Es gab es in der Zeit aber auch so genannte De-equitisation, also das unfreiwillige Ausscheiden von Partnern aus der Partnerschaft. Dieses Phänomen war meines Erachtens aber nicht hauptsächlich auf die Finanzkrise zurückzuführen. Die großen Büros befanden sich in einer intensiven Phase der Neuausrichtung und Fokussierung. Zudem waren die meisten von ihnen reine Lockstep-Kanzleien. Die Bezahlung der Partner richtete sich also nicht nach den Umsätzen, sondern nach der Dauer der Kanzleizugehörigkeit. Vor diesem Hintergrund war klar, dass von Partnern erwartet wurde, innerhalb einer bestimmten Bandbreite gleichermaßen zur Profitabilität beizutragen. Diese sehr konsequente Anpassung konnten oder wollten einige jedoch nicht mitgehen.

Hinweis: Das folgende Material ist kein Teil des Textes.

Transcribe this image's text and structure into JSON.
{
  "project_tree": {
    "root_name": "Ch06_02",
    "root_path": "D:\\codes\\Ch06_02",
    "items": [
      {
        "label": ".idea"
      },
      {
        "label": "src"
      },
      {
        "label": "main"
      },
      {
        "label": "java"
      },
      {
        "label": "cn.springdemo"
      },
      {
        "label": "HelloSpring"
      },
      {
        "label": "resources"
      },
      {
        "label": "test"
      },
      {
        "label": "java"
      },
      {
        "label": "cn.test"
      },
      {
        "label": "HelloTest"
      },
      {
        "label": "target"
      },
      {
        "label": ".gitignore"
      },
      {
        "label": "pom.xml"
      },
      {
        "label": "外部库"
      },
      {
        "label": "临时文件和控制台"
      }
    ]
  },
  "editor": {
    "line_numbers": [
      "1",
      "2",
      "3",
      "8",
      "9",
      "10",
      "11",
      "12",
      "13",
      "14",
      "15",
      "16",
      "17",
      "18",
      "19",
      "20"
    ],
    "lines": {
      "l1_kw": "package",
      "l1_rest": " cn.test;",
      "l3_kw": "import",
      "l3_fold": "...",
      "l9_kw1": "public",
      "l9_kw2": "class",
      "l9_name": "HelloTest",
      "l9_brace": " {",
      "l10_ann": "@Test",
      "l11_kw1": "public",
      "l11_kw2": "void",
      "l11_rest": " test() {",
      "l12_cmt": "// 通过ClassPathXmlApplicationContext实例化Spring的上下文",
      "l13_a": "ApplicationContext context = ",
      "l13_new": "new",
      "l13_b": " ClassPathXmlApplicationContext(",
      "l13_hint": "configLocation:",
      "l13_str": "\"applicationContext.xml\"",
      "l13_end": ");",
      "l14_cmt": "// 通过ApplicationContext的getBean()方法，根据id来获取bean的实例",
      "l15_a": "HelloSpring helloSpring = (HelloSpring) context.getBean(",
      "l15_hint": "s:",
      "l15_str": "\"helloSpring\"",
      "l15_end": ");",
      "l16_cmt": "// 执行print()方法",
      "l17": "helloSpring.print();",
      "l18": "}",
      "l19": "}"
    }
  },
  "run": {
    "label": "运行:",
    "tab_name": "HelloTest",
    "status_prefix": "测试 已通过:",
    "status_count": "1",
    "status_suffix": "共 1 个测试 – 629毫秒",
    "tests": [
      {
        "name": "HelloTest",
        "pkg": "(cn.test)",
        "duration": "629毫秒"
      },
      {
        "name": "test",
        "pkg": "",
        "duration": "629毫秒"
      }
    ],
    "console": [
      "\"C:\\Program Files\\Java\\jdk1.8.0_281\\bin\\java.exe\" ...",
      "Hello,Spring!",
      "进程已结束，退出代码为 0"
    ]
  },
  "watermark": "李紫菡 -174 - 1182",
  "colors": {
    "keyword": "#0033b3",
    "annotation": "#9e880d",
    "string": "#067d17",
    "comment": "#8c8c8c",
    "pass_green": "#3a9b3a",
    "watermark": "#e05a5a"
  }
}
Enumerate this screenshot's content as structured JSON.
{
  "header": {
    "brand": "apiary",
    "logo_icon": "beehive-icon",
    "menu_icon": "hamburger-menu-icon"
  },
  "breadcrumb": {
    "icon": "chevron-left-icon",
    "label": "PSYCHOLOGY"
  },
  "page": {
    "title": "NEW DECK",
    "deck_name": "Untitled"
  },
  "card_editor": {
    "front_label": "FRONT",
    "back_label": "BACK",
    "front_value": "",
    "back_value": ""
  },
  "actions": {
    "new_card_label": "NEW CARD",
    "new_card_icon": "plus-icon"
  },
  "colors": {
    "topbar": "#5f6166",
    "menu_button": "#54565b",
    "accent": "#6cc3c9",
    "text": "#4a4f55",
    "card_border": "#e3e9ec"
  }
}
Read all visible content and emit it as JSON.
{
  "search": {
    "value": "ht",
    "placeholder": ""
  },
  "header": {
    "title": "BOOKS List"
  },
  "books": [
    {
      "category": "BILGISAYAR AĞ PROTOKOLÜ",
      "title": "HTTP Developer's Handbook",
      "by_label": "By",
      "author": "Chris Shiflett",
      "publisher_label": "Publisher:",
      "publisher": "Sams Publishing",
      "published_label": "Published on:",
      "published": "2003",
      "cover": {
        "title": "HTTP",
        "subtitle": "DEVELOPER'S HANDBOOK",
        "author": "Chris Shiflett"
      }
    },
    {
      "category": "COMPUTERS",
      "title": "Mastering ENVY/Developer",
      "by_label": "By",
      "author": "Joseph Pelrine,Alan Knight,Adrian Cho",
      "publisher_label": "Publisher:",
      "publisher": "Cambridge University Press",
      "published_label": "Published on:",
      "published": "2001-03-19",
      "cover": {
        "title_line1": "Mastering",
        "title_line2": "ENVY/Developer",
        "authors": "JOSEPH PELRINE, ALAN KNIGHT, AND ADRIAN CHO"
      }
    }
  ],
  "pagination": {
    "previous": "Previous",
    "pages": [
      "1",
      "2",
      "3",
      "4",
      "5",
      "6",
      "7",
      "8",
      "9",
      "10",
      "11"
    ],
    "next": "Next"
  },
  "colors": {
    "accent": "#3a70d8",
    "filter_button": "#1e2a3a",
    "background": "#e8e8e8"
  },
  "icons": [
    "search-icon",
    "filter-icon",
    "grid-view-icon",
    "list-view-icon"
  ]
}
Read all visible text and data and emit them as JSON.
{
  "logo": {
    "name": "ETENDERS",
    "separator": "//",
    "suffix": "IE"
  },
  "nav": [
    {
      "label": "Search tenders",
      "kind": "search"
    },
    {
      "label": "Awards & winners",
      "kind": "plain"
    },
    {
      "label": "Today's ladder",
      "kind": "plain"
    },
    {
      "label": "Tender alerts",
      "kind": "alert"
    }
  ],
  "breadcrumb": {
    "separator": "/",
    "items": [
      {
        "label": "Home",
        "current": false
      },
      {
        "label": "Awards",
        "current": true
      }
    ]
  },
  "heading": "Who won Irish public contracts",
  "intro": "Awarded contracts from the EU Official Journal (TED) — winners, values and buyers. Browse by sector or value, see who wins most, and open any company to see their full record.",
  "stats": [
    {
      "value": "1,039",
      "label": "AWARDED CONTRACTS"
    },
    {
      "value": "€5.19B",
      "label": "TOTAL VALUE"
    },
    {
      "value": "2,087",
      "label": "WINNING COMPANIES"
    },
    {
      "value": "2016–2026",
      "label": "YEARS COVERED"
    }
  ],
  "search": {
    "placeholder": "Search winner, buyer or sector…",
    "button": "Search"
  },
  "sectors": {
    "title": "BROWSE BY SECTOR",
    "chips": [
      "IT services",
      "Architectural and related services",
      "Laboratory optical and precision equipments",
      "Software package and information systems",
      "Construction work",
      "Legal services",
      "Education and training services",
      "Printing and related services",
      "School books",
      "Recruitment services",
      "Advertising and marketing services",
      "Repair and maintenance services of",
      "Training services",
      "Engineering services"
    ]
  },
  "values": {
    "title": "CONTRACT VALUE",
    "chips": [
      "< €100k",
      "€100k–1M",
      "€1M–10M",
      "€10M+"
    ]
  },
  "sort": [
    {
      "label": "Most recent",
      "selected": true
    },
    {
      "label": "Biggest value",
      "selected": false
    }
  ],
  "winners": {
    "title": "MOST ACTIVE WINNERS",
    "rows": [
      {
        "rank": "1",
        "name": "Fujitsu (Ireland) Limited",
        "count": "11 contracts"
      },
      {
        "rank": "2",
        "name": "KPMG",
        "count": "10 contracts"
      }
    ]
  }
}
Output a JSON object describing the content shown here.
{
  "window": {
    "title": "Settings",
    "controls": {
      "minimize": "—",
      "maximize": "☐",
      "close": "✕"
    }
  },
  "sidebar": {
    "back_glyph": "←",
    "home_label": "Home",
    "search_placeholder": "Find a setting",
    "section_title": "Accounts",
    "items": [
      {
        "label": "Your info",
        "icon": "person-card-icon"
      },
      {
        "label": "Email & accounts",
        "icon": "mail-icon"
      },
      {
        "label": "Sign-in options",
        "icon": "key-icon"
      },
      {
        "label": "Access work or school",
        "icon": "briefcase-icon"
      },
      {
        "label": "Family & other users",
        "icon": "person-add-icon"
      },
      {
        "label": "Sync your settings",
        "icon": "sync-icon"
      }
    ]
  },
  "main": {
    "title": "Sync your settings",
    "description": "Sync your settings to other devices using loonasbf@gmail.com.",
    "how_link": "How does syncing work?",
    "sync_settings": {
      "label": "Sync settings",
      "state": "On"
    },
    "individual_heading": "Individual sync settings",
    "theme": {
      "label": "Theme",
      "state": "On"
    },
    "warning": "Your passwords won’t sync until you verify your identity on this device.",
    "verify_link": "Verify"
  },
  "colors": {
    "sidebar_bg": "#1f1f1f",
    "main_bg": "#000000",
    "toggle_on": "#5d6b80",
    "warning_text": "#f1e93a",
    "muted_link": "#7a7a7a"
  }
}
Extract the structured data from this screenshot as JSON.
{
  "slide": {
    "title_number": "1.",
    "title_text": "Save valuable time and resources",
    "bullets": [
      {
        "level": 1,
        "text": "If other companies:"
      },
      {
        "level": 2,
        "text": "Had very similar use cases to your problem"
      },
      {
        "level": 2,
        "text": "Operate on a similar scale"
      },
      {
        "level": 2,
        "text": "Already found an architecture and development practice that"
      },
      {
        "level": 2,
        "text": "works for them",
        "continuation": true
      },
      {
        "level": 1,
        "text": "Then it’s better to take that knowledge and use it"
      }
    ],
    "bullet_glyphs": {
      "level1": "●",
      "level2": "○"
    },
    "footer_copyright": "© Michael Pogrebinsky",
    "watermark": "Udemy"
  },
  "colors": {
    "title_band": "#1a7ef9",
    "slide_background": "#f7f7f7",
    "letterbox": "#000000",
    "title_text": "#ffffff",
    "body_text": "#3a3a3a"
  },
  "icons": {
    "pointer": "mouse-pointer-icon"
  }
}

Die Thematik hat sich dann in der Finanzkrise angesichts zurückgehender Auslastung natürlich noch einmal deutlich verschärft. Heute scheinen mir breit angelegte De-equitisation-Überlegungen eher weniger dringend. Viele der Spitzen-Kanzleien sind viel einheitlicher und ohnehin strikt auf wirtschaftliche Effizienz ausgerichtet und teilweise verfügen sie inzwischen auch über flexiblere Vergütungsmodelle.

"Jetzt werden Verbindungen für die Zukunft geschmiedet"

Mit Ihren Erfahrungen von damals: Was könnten Sie den Verantwortlichen in den Kanzleien heute raten?

Verantwortung besteht in mannigfacher Hinsicht. Es wäre schön, wenn man dabei schmerzliche, harte Maßnahmen im Personalbereich von vornherein ausschließen könnte. Aber so etwas wäre verantwortungslos. Natürlich sollte man versuchen, unterbeschäftigte Berufsträger in anderen Bereichen einzusetzen. Natürlich muss man über temporäre Gehaltsanpassungen und Einstellungsstopps nachdenken. Natürlich ist zu überlegen, inwieweit Aufwand für Marketing und andere nicht strikt Mandanten-orientierte Aktivitäten fortgeführt wird. Vielleicht sind Anzeigen in Hochglanzmagazinen derzeit einfach nicht angemessen.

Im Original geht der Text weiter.